Iptek post authorBob 15 Maret 2024

Sisi Dalam Ramadlan (Seri Sesi Dalam Makna Puasa)

Photo of Sisi Dalam Ramadlan (Seri Sesi Dalam Makna Puasa) S y a r i f, Guru Besar Ilmu Alquran dan Tafsir, Rektor IAIN Pontianak, Ketua PWNU Kalimantan Barat

RAMADLAN selalu dinanti bagi orang yang menyadari maknanya secara mendalam. Rasulullah Saw menyebutkan "sekiranya kalian tahu apa yang ada di dalam ramadlan pasti kalian berharap sepanjang tahun semuanya jadi ramadlan".

Ungkapan Rasulullah Saw ini tidak sekedar ramadlan sebagai bulan puasa.
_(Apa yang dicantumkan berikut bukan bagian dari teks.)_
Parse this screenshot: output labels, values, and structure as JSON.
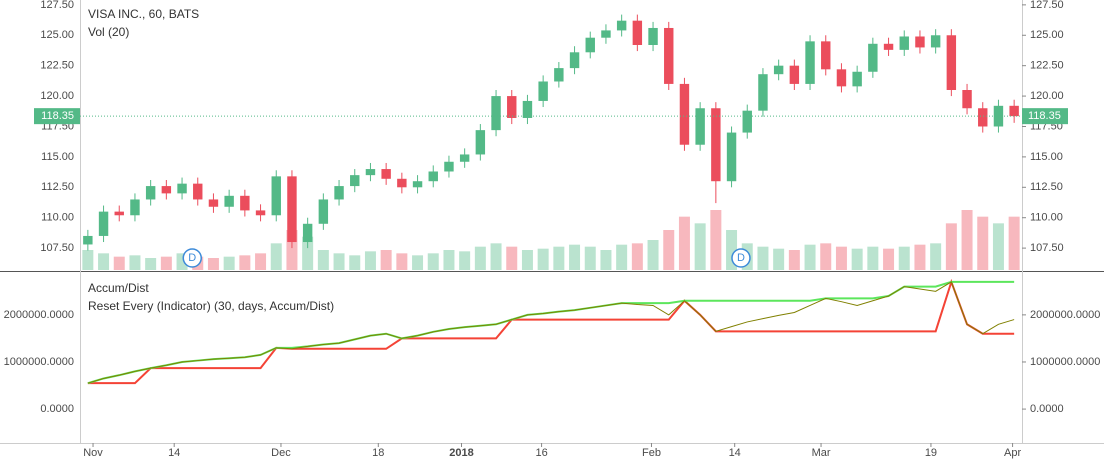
{
  "chart_data": {
    "type": "candlestick",
    "title": "VISA INC., 60, BATS",
    "volume_label": "Vol (20)",
    "xlim": [
      -0.5,
      59.5
    ],
    "xticks": [
      {
        "value": 0.33,
        "label": "Nov"
      },
      {
        "value": 5.5,
        "label": "14"
      },
      {
        "value": 12.3,
        "label": "Dec"
      },
      {
        "value": 18.5,
        "label": "18"
      },
      {
        "value": 23.8,
        "label": "2018"
      },
      {
        "value": 28.9,
        "label": "16"
      },
      {
        "value": 35.9,
        "label": "Feb"
      },
      {
        "value": 41.2,
        "label": "14"
      },
      {
        "value": 46.7,
        "label": "Mar"
      },
      {
        "value": 53.7,
        "label": "19"
      },
      {
        "value": 58.9,
        "label": "Apr"
      }
    ],
    "ylim": [
      105.7,
      127.9
    ],
    "yticks": [
      {
        "value": 107.5,
        "label": "107.50"
      },
      {
        "value": 110,
        "label": "110.00"
      },
      {
        "value": 112.5,
        "label": "112.50"
      },
      {
        "value": 115,
        "label": "115.00"
      },
      {
        "value": 117.5,
        "label": "117.50"
      },
      {
        "value": 120,
        "label": "120.00"
      },
      {
        "value": 122.5,
        "label": "122.50"
      },
      {
        "value": 125,
        "label": "125.00"
      },
      {
        "value": 127.5,
        "label": "127.50"
      }
    ],
    "last_price": 118.35,
    "up_color": "#53b987",
    "down_color": "#eb4d5c",
    "open": [
      107.8,
      108.5,
      110.5,
      110.2,
      111.5,
      112.6,
      112.0,
      112.8,
      111.5,
      110.9,
      111.8,
      110.6,
      110.2,
      113.4,
      108.0,
      109.5,
      111.5,
      112.6,
      113.5,
      114.0,
      113.2,
      112.5,
      113.0,
      113.8,
      114.6,
      115.2,
      117.2,
      120.0,
      118.2,
      119.6,
      121.2,
      122.3,
      123.6,
      124.8,
      125.4,
      126.2,
      124.2,
      125.6,
      121.0,
      116.0,
      119.0,
      113.0,
      117.0,
      118.8,
      121.8,
      122.5,
      121.0,
      124.5,
      122.2,
      120.8,
      122.0,
      124.3,
      123.8,
      124.9,
      124.0,
      125.0,
      120.5,
      119.0,
      117.5,
      119.2
    ],
    "high": [
      109.0,
      111.0,
      111.0,
      112.0,
      113.1,
      113.1,
      113.3,
      113.3,
      112.0,
      112.3,
      112.3,
      111.1,
      113.9,
      113.9,
      110.0,
      112.0,
      113.1,
      114.0,
      114.5,
      114.5,
      113.7,
      113.5,
      114.3,
      115.1,
      115.7,
      117.7,
      120.5,
      120.5,
      120.1,
      121.7,
      122.8,
      124.1,
      125.3,
      125.9,
      126.7,
      126.7,
      126.1,
      126.1,
      121.5,
      119.5,
      119.5,
      117.5,
      119.3,
      122.3,
      123.0,
      123.0,
      125.0,
      125.0,
      122.7,
      122.5,
      124.8,
      124.8,
      125.4,
      125.4,
      125.5,
      125.5,
      121.0,
      119.5,
      119.7,
      119.7
    ],
    "low": [
      107.3,
      108.0,
      109.7,
      109.7,
      111.0,
      111.5,
      111.5,
      111.0,
      110.4,
      110.4,
      110.1,
      109.7,
      109.7,
      107.5,
      107.5,
      109.0,
      111.0,
      112.1,
      113.0,
      112.7,
      112.0,
      112.0,
      112.5,
      113.3,
      114.1,
      114.7,
      116.7,
      117.7,
      117.7,
      119.1,
      120.7,
      121.8,
      123.1,
      124.3,
      124.9,
      123.7,
      123.7,
      120.5,
      115.5,
      115.5,
      111.2,
      112.5,
      116.5,
      118.3,
      121.3,
      120.5,
      120.5,
      121.7,
      120.3,
      120.3,
      121.5,
      123.3,
      123.3,
      123.5,
      123.5,
      120.0,
      118.5,
      117.0,
      117.0,
      117.8
    ],
    "close": [
      108.5,
      110.5,
      110.2,
      111.5,
      112.6,
      112.0,
      112.8,
      111.5,
      110.9,
      111.8,
      110.6,
      110.2,
      113.4,
      108.0,
      109.5,
      111.5,
      112.6,
      113.5,
      114.0,
      113.2,
      112.5,
      113.0,
      113.8,
      114.6,
      115.2,
      117.2,
      120.0,
      118.2,
      119.6,
      121.2,
      122.3,
      123.6,
      124.8,
      125.4,
      126.2,
      124.2,
      125.6,
      121.0,
      116.0,
      119.0,
      113.0,
      117.0,
      118.8,
      121.8,
      122.5,
      121.0,
      124.5,
      122.2,
      120.8,
      122.0,
      124.3,
      123.8,
      124.9,
      124.0,
      125.0,
      120.5,
      119.0,
      117.5,
      119.2,
      118.35
    ],
    "volume": [
      3,
      2.5,
      2,
      2.2,
      1.8,
      2,
      2.5,
      2,
      1.8,
      2,
      2.2,
      2.5,
      4,
      6,
      5,
      3,
      2.5,
      2.2,
      2.8,
      3,
      2.5,
      2.2,
      2.5,
      3,
      2.8,
      3.5,
      4,
      3.5,
      3,
      3.2,
      3.5,
      3.8,
      3.5,
      3,
      3.8,
      4,
      4.5,
      6,
      8,
      7,
      9,
      6,
      4,
      3.5,
      3.2,
      3,
      3.8,
      4,
      3.5,
      3.2,
      3.5,
      3.2,
      3.5,
      3.8,
      4,
      7,
      9,
      8,
      7,
      8
    ],
    "y2lim": [
      0,
      12
    ],
    "events": [
      {
        "x": 6.65,
        "label": "D"
      },
      {
        "x": 41.6,
        "label": "D"
      }
    ],
    "indicator": {
      "type": "line",
      "title": "Accum/Dist",
      "subtitle": "Reset Every (Indicator) (30, days, Accum/Dist)",
      "ylim": [
        -720000,
        2910000
      ],
      "yticks": [
        {
          "value": 0,
          "label": "0.0000"
        },
        {
          "value": 1000000,
          "label": "1000000.0000"
        },
        {
          "value": 2000000,
          "label": "2000000.0000"
        }
      ],
      "series": [
        {
          "color": "#f44336",
          "values": [
            550000,
            550000,
            550000,
            550000,
            870000,
            870000,
            870000,
            870000,
            870000,
            870000,
            870000,
            870000,
            1300000,
            1280000,
            1280000,
            1280000,
            1280000,
            1280000,
            1280000,
            1280000,
            1500000,
            1500000,
            1500000,
            1500000,
            1500000,
            1500000,
            1500000,
            1900000,
            1900000,
            1900000,
            1900000,
            1900000,
            1900000,
            1900000,
            1900000,
            1900000,
            1900000,
            1900000,
            2300000,
            2000000,
            1650000,
            1650000,
            1650000,
            1650000,
            1650000,
            1650000,
            1650000,
            1650000,
            1650000,
            1650000,
            1650000,
            1650000,
            1650000,
            1650000,
            1650000,
            2700000,
            1800000,
            1600000,
            1600000,
            1600000
          ]
        },
        {
          "color": "#5ce65c",
          "values": [
            550000,
            650000,
            720000,
            800000,
            870000,
            930000,
            1000000,
            1030000,
            1060000,
            1080000,
            1100000,
            1150000,
            1300000,
            1300000,
            1330000,
            1370000,
            1400000,
            1480000,
            1560000,
            1600000,
            1500000,
            1560000,
            1640000,
            1700000,
            1740000,
            1770000,
            1800000,
            1900000,
            2000000,
            2030000,
            2070000,
            2100000,
            2150000,
            2200000,
            2250000,
            2250000,
            2250000,
            2250000,
            2300000,
            2300000,
            2300000,
            2300000,
            2300000,
            2300000,
            2300000,
            2300000,
            2300000,
            2350000,
            2350000,
            2350000,
            2350000,
            2400000,
            2600000,
            2600000,
            2600000,
            2700000,
            2700000,
            2700000,
            2700000,
            2700000
          ]
        },
        {
          "name": "Accum/Dist",
          "color": "#808000",
          "values": [
            550000,
            650000,
            720000,
            800000,
            870000,
            930000,
            1000000,
            1030000,
            1060000,
            1080000,
            1100000,
            1150000,
            1300000,
            1280000,
            1330000,
            1370000,
            1400000,
            1480000,
            1560000,
            1600000,
            1500000,
            1560000,
            1640000,
            1700000,
            1740000,
            1770000,
            1800000,
            1900000,
            2000000,
            2030000,
            2070000,
            2100000,
            2150000,
            2200000,
            2250000,
            2220000,
            2200000,
            2000000,
            2300000,
            2000000,
            1650000,
            1750000,
            1850000,
            1920000,
            1990000,
            2050000,
            2200000,
            2350000,
            2280000,
            2200000,
            2300000,
            2400000,
            2600000,
            2550000,
            2500000,
            2700000,
            1800000,
            1600000,
            1800000,
            1900000
          ]
        }
      ]
    }
  }
}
Tetapi ada makna yang dalam dari eksistensi ramadlan.

Puasa saja harus kita ketahui makna dan wujudnya yang menjadi sisi dalamnya dari puasa yang tidak makan, tidak minum, dan tidak bersenggama. Sisi dalam ini harus kita ikhtiarkan untuk dipahami secara baik. Sebab jika tidak, maka peringatan oleh Rasulullah Saw di mana shâim hanya mendapatkan lapar dan haus bisa terjadi pada kita.

Secara epistemologi kita telah banyak disuport oleh teori mengenai sisi dalam ajaran Islam. Dalam kajian studi Islam dikenal bahwa ajaran Islam itu memiliki sisi eksoteris (luar/lahiriaj) dan sisi esoteris (dalam/inti/lubb-albâb). Pada kenyataan eksistensi hidup kita ada wujud jasadiyah/jasmaniyah dan ruhiyah.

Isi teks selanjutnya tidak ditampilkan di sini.